Cadance Allinson, executive director of the Santa Rosa Downtown District, said to a large extent downtown suffers from a “perception” problem. She said the business owners throughout the district all are investing in helping to clean up the area and make it safer for visitors.

This year the district hired Streetplus to provide safety, security and sanitation services. These services include graffiti abatement and walking people to their cars at night, Allinson said.

The work since April cost the district $250,000 and next year the budget, funded by an assessment paid by businesses, is likely to be even higher.

“The Streetplus team has made a big difference,” she said. ”There’s a perception that downtown is dirty, which confuses me. There’s a team of five people who are out there cleaning six days a week.”

De la Rosa said the city is doing everything it can to work with downtown businesses to help them thrive, while officials move forward with long-term goals for the city’s core. The plan calls for taller buildings with residents living above ground floor businesses and more nightlife centered around Old Courthouse Square.

Some downtown business owners are banking on that for a resurgence.

Matthew Vella, a local entrepreneur who with a couple of partners bought Third Street Aleworks in April, is counting on development of apartment buildings that will hopefully bring more foot traffic downtown.

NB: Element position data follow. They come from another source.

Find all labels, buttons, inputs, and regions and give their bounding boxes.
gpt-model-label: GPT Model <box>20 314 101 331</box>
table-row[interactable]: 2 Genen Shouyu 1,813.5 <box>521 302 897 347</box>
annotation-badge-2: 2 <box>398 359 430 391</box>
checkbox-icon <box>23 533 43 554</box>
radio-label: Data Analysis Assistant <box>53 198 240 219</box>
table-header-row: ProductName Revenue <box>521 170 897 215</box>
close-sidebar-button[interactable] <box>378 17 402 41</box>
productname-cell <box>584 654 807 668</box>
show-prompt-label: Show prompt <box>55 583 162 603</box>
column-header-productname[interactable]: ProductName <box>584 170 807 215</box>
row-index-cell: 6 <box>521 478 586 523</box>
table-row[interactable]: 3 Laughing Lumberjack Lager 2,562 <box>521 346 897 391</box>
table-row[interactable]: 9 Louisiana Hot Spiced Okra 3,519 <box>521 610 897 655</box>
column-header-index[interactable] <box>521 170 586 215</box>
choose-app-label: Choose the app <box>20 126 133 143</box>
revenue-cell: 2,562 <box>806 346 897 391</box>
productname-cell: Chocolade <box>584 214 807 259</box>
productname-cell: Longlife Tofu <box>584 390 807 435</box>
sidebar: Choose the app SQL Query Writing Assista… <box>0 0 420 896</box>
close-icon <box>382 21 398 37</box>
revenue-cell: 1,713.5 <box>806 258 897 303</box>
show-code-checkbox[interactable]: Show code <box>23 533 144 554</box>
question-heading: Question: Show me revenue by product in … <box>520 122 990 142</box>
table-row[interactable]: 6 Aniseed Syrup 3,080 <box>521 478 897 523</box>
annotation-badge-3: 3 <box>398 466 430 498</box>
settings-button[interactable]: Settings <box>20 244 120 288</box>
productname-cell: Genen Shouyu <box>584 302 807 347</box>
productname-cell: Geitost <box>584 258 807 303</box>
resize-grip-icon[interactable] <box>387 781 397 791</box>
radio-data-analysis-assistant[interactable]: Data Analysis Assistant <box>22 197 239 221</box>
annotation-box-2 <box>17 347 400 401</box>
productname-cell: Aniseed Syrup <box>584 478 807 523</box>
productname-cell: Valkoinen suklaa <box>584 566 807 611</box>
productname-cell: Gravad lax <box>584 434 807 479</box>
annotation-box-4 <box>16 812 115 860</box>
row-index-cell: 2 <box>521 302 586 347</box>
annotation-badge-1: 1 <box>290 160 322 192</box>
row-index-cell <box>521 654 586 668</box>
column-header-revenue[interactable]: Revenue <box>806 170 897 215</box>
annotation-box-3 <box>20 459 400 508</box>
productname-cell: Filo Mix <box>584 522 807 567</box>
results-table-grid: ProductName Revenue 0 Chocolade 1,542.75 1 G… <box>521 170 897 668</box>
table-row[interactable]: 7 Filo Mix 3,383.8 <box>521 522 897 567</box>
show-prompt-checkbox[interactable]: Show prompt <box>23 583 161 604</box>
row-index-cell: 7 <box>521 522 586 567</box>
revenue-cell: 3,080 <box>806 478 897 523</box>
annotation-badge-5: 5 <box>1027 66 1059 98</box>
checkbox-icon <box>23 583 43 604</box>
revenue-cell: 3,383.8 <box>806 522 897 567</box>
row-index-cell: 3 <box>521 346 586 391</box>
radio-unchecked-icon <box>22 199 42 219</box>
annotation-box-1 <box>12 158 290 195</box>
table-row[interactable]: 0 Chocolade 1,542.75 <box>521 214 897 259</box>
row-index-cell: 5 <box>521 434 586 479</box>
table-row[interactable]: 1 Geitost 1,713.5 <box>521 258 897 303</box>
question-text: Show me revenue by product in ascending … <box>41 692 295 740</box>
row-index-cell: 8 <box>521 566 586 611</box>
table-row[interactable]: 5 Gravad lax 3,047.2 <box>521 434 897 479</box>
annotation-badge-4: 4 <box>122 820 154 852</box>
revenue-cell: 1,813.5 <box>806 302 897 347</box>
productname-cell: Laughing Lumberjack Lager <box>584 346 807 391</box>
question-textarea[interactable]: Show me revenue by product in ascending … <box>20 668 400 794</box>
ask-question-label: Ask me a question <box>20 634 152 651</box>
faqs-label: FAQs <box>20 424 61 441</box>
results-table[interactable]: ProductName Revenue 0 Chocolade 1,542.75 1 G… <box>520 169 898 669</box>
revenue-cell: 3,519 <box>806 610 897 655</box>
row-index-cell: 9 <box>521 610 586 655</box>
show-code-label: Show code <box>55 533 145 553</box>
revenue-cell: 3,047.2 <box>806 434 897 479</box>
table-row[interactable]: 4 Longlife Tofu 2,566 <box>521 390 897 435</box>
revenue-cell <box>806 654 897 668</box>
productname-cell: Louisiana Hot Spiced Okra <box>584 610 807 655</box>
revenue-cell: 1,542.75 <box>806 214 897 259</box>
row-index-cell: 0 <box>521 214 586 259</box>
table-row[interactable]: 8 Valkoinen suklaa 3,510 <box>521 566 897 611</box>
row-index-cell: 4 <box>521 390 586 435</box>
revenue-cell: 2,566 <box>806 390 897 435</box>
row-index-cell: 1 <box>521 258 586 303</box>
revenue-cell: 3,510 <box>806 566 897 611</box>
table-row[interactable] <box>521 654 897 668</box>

But he said Third Street Aleworks has an established clientele that can help carry him through the years until downtown is hopefully flush with hundreds of new hungry and thirsty residents. New businesses trying to build a new customer base do not have that luxury, however.

Sonu Chandi, founder and president of Chandi Hospitality Group, recently closed some of his eateries in the city, including Mercato and Stout Brothers. He said downtown Santa Rosa’s lack of foot traffic cannot be resolved by any one city official or business owner.

Because Santa Rosa is a much bigger city than Healdsburg, Sonoma and Petaluma, he said, it has many more “pockets” of commercial activity that thrive at the expense of downtown. He said there’s also a negative perception among local residents that downtown is overrun by homeless people and unfriendly parking policies.

Last week, in response to complaints from downtown businesses and property owners, Santa Rosa parking officials scaled back by two hours downtown parking meters, from 8 a.m. to 6 p.m. Monday through Saturday.

“What we need is for people to come downtown and they will end up at all these businesses,” Chandi said.

Vikram Badhan, owner of Wilibees Wine & Spirits on Third and D streets, agreed. He said, ultimately, the entire city will have to take ownership of whatever is ailing its downtown.

“This is their downtown,” he said of city residents. “It doesn’t belong to the city or the retailers. We are the custodians of downtown. If it works for us we’ll stay, if it doesn’t we’ll run out our leases and leave.”